Now it was getting along towards evening. I’d been out here all day, straining eyes and ears to see or hear something, anything out of the ordinary. Tom would be along soon to pick me up. I could glimpse the edge of the trees where he would be waiting about 100 yards to my front. Lucky, the leaves on the trees were just budding out. In another two weeks , the leaves would make the timber into a jungle and the Nilgai would disappear for the summer.
You know how you get careless at the end of the day. Tired legs, tired eyes, back hurts, can’t keep focused on the hunt for the growling in your gut. Just at that moment of inattention, something gray moves in front of me. I can’t see them clearly, but there seem to be two and they appear to have legs and heads with spiky horns jutting out on top. Nilgai!. Where did they come from? Were they lying up in their beds, or had they wandered into me? The trees are so thick, oak so close together and jumbled that I can’t see them clearly. There’s no shot here. And they are twisting their heads around to look right at me.
I step a little to the left to open up a space through the trees. A twig snaps underfoot. Damn!! There they go, hind quarters hunkering down like a quarter horse, heads up and noses forward, almost like an elk, bursting into a run within one jump. Running smack into-Tom, who is standing just at the edge of the trees.
“Doc”, he squeals at me, dashing around behind a tree. I’d seen him do the same thing when a hog was chasing him. The Nilgai screech to a halt, whirl around and come blasting back through the trees right at me.
They’re going to pass me at about 25 yards, moving at a low-bellied run. I try to pick the one with the biggest horns but damned if I can tell the difference. Not at that speed, trees flashing past like lights on the runway at takeoff. All I can do is pick the one in the clear, swing with him and loose a shot, the red dot a foot in front of the chest.
The pistol bucks back. I don’t even feel it. The powder smoke blows through the trees. Tom bellows behind me, he always gets so damn excited. Galloping footsteps recede in the distance, except there’s only one galloper. The other is on the ground, about 40 yards away, not even kicking.

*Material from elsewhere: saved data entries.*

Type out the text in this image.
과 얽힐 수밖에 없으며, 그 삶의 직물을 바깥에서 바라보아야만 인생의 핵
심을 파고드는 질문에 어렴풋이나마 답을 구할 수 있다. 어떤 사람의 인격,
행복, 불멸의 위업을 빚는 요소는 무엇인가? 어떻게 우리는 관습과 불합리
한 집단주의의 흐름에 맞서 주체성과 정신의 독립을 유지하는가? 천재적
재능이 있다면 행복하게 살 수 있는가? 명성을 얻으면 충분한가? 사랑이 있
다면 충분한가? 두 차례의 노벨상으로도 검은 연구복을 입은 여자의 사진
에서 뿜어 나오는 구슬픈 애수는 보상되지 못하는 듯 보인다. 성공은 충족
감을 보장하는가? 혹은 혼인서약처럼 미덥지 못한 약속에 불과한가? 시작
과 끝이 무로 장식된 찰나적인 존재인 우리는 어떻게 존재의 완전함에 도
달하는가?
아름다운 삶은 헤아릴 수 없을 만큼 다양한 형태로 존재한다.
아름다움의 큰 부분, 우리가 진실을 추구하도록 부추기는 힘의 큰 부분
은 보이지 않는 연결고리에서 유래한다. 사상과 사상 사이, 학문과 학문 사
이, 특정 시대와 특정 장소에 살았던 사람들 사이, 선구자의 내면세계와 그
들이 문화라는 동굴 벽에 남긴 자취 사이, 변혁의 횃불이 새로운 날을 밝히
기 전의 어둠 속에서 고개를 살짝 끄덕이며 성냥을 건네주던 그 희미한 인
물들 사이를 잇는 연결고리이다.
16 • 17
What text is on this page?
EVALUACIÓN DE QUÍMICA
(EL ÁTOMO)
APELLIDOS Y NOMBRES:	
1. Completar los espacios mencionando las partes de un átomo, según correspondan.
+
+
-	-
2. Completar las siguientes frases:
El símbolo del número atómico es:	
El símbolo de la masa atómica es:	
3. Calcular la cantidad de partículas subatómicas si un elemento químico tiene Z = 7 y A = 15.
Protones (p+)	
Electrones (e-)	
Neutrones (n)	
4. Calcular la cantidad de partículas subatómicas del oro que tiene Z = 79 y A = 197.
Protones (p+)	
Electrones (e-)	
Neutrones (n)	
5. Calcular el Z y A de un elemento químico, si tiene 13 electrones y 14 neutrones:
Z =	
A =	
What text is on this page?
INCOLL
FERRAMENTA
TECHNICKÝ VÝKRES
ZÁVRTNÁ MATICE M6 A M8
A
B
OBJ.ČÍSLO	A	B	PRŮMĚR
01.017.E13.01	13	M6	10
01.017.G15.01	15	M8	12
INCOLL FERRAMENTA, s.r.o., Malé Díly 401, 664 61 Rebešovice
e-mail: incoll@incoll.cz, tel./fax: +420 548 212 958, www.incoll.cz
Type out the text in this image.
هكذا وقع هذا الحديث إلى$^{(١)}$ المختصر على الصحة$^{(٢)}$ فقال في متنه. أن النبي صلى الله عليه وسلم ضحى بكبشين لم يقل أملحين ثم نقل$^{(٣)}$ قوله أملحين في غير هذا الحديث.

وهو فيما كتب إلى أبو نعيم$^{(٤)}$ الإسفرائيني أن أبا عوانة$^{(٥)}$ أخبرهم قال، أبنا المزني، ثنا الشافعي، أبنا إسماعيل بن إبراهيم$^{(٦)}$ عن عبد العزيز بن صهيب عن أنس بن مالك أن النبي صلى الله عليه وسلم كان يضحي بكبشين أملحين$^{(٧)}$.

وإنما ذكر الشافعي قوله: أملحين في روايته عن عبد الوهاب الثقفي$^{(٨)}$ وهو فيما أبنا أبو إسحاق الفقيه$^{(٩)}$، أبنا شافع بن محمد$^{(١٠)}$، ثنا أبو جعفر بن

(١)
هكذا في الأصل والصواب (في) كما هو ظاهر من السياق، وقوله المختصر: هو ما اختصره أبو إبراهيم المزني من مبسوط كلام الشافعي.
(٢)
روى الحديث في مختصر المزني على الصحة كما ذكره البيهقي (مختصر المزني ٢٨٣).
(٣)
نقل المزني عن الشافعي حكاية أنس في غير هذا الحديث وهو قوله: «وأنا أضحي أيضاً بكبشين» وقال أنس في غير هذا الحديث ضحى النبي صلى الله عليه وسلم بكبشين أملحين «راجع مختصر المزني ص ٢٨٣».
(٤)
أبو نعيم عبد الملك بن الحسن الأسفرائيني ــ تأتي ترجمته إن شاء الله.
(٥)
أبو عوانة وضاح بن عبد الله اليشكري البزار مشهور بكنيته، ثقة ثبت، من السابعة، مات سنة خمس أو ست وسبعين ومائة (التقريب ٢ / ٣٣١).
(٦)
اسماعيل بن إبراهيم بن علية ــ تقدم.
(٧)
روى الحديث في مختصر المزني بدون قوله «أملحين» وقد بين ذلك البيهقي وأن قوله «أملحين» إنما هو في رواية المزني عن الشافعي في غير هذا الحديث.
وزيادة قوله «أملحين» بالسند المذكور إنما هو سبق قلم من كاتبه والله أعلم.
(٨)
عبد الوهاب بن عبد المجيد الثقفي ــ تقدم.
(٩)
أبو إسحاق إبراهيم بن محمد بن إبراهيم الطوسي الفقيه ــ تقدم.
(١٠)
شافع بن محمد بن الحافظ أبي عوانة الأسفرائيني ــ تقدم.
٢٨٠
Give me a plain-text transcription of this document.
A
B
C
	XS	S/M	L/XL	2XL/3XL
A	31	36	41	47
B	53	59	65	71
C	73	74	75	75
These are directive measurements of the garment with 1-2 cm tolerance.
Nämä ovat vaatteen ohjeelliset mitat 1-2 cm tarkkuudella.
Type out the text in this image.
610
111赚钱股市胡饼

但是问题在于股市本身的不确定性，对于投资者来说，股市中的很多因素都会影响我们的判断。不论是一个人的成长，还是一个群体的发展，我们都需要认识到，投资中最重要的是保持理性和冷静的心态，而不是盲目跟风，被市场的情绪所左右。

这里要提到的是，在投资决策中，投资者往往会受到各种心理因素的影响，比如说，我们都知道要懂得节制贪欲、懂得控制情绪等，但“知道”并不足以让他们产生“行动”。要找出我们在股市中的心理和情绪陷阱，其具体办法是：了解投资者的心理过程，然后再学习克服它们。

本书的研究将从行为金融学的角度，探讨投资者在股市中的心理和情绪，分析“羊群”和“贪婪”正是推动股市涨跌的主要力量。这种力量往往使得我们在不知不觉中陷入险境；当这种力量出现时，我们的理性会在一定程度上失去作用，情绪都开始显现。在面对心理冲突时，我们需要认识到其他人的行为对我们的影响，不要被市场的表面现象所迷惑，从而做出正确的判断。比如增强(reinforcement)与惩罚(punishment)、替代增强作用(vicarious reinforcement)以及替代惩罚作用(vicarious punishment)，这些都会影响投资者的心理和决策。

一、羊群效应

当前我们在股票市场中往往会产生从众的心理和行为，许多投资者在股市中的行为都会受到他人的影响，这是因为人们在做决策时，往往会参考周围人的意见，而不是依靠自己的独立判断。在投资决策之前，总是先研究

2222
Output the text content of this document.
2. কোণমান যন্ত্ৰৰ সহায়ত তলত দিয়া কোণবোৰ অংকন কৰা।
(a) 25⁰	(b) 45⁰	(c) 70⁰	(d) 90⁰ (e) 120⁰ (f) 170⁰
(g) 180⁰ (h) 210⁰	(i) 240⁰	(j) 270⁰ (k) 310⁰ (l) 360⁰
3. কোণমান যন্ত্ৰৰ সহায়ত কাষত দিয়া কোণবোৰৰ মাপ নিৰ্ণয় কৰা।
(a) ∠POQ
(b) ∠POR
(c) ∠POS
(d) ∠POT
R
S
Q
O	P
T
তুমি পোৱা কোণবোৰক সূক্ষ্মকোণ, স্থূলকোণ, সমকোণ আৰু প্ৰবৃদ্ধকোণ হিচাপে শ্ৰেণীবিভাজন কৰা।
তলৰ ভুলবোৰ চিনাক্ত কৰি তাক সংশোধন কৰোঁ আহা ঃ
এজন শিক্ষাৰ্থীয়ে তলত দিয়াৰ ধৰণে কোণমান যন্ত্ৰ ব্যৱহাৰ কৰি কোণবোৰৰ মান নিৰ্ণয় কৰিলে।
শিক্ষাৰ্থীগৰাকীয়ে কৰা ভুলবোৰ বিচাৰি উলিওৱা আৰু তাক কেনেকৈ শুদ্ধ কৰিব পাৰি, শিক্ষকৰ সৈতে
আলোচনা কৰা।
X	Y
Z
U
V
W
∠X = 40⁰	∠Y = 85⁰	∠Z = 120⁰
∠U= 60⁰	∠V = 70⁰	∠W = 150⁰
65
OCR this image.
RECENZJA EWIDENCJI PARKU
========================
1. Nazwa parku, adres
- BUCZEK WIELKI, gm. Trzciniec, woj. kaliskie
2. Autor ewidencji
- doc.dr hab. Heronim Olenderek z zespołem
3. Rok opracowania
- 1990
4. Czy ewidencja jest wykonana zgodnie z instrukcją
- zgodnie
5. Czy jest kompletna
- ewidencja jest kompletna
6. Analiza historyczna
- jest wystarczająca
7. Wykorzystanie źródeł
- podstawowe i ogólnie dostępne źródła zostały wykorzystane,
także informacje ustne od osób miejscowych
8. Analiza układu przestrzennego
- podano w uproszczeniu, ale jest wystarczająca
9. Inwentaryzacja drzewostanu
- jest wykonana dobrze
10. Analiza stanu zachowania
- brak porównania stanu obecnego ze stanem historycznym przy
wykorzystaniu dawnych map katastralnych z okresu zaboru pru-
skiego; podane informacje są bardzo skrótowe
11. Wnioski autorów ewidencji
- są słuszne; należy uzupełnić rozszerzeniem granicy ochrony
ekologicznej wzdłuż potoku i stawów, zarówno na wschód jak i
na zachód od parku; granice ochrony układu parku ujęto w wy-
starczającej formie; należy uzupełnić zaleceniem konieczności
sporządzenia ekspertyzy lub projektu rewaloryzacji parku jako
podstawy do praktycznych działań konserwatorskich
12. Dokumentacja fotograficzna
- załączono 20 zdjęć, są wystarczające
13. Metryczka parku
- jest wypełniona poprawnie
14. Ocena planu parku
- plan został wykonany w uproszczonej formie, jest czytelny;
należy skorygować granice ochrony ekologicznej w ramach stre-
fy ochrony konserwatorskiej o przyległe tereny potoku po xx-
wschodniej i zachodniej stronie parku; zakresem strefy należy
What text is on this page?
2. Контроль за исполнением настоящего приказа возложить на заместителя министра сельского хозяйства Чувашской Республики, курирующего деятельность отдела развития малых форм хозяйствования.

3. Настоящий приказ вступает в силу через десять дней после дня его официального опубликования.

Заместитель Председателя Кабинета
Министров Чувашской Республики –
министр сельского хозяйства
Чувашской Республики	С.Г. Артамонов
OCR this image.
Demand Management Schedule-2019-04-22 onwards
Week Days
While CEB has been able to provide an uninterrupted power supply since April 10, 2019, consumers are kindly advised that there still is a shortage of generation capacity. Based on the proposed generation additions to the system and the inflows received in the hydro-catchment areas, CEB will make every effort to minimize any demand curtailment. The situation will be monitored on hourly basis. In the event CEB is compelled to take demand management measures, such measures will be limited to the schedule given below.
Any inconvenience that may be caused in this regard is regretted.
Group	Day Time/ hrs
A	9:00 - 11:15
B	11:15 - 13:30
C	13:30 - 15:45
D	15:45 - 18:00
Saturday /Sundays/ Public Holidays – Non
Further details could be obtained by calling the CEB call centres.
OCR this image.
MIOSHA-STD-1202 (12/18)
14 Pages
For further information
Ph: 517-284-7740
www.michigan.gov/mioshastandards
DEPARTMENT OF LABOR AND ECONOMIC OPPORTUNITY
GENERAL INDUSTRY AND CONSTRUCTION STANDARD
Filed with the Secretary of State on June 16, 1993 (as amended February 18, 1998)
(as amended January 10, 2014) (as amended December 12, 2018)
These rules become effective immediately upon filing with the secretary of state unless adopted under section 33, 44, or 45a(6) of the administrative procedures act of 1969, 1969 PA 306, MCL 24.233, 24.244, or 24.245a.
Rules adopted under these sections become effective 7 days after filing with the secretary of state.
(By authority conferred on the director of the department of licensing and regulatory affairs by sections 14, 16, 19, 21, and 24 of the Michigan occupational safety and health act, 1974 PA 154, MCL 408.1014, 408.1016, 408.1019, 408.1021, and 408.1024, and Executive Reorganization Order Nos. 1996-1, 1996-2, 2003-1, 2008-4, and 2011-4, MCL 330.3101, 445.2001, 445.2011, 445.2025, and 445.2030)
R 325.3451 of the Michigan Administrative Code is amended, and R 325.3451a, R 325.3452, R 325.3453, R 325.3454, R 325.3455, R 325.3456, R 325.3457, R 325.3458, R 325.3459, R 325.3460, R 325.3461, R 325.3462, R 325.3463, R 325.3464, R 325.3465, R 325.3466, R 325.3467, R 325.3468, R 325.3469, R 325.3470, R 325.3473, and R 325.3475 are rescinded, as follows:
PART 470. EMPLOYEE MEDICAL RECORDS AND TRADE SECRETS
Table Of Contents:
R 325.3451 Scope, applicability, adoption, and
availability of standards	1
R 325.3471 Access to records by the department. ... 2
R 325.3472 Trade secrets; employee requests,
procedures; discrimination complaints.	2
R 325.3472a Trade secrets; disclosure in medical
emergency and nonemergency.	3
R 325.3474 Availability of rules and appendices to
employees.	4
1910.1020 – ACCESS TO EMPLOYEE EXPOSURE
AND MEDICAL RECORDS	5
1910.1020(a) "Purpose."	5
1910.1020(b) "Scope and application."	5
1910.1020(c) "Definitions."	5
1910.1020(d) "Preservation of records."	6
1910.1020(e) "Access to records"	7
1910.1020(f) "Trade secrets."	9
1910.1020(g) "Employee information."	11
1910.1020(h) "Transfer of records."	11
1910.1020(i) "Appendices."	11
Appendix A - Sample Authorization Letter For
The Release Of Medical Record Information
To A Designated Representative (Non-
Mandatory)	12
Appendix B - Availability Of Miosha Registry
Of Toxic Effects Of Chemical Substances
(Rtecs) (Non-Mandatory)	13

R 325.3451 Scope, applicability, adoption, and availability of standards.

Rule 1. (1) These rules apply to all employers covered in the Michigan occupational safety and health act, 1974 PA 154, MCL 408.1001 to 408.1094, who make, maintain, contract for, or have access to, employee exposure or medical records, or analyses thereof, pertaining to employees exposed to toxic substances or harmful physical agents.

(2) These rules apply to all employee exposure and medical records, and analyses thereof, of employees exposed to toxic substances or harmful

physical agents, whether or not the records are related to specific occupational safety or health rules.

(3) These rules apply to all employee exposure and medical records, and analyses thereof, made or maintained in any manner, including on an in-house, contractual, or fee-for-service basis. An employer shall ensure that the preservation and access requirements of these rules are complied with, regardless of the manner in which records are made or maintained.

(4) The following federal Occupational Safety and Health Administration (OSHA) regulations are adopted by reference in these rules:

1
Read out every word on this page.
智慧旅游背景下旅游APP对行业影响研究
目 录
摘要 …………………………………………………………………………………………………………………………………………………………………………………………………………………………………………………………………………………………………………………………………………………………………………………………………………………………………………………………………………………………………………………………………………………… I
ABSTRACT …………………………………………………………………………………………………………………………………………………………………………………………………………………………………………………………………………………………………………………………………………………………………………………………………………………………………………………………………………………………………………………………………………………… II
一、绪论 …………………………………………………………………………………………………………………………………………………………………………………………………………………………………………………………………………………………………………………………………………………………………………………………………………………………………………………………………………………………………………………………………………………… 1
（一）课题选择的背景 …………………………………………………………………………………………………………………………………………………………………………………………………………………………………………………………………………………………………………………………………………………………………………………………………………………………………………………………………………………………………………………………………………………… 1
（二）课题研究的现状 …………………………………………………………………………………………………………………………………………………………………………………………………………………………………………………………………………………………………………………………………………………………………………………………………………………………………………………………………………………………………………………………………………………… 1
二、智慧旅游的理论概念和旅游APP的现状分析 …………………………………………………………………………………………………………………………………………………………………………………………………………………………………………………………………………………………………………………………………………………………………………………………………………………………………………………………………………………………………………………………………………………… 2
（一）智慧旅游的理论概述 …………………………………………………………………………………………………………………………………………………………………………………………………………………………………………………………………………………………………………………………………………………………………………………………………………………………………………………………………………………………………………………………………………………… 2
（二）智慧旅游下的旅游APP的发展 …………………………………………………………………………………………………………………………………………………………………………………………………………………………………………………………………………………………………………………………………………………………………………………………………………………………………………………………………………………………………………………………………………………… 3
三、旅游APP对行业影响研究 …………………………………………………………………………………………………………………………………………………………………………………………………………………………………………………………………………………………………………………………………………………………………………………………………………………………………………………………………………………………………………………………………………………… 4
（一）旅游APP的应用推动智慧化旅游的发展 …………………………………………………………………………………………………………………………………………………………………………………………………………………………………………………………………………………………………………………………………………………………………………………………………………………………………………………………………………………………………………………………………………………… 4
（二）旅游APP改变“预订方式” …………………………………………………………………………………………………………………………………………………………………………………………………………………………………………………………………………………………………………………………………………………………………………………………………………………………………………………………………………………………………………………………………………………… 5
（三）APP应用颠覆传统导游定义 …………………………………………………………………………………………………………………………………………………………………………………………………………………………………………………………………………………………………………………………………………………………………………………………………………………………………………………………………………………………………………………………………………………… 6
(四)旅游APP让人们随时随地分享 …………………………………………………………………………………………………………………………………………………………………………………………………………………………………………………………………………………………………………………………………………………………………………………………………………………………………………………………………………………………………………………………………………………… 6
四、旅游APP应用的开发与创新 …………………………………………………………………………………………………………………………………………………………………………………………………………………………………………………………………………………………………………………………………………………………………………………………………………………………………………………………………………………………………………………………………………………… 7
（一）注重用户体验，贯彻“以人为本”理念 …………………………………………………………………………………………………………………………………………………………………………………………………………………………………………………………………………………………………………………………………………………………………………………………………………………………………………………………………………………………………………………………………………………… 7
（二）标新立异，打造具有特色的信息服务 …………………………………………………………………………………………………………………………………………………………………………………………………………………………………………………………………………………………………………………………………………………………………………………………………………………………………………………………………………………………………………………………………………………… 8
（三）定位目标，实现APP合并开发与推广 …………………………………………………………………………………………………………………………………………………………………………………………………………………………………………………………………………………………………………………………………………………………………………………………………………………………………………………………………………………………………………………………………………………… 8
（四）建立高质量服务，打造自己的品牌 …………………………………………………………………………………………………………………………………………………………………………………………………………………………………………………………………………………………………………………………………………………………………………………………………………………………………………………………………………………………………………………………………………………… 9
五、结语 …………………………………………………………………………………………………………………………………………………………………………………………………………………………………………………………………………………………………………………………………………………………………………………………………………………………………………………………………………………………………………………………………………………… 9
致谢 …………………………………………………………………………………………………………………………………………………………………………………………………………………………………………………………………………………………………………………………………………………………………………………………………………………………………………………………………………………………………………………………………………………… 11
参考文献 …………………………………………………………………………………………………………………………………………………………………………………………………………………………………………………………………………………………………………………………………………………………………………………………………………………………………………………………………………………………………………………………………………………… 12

Doc and Nilgai with “Bobcat” muzzleloading pistol. The pistol is the size of a T/C Contender. Load is 80 grains of Pyrodex P and the White 50/45-435 saboted PowerStar. Velocity is just short of 1000 FPS and energy?- well, enough to kill a big, tough critter with a single shot.
“Load up, load up,” screams Tom, “he’s going to get up on you.” But no, the animal is down for good. Not even a wiggle. I load anyway, using the pre-measured speed loaders in my pocket and get a load down and a cap on in about 20 seconds. I’m shaky and slow. We walk up carefully, circling around to the rear. I’d hate to get a gut full of horn from this critter. He’s big and thick in the forequarters with a stout muscled neck, like a weightlifter. The horns are 9 or 10 inches long and look like a pair of daggers on his head.
Tom checks out the killing wound. He wonders out loud how a muzzleloading pistol killed one so easily when big rifles take two or three shots. He comments on the exit wound, right over the heart and about 2 inches big. Shakes his head in wonder. Says he’s going to try a muzzleloader on leopard this next summer, but he’ll take a rifle, not a popgun like mine.
Well popgun or not, the Nilgai is in the record book. Not way up there but at least there. Measured about 9 inches in the horn. Not bad for a popgun. Especially not bad for a muzzleloading popgun.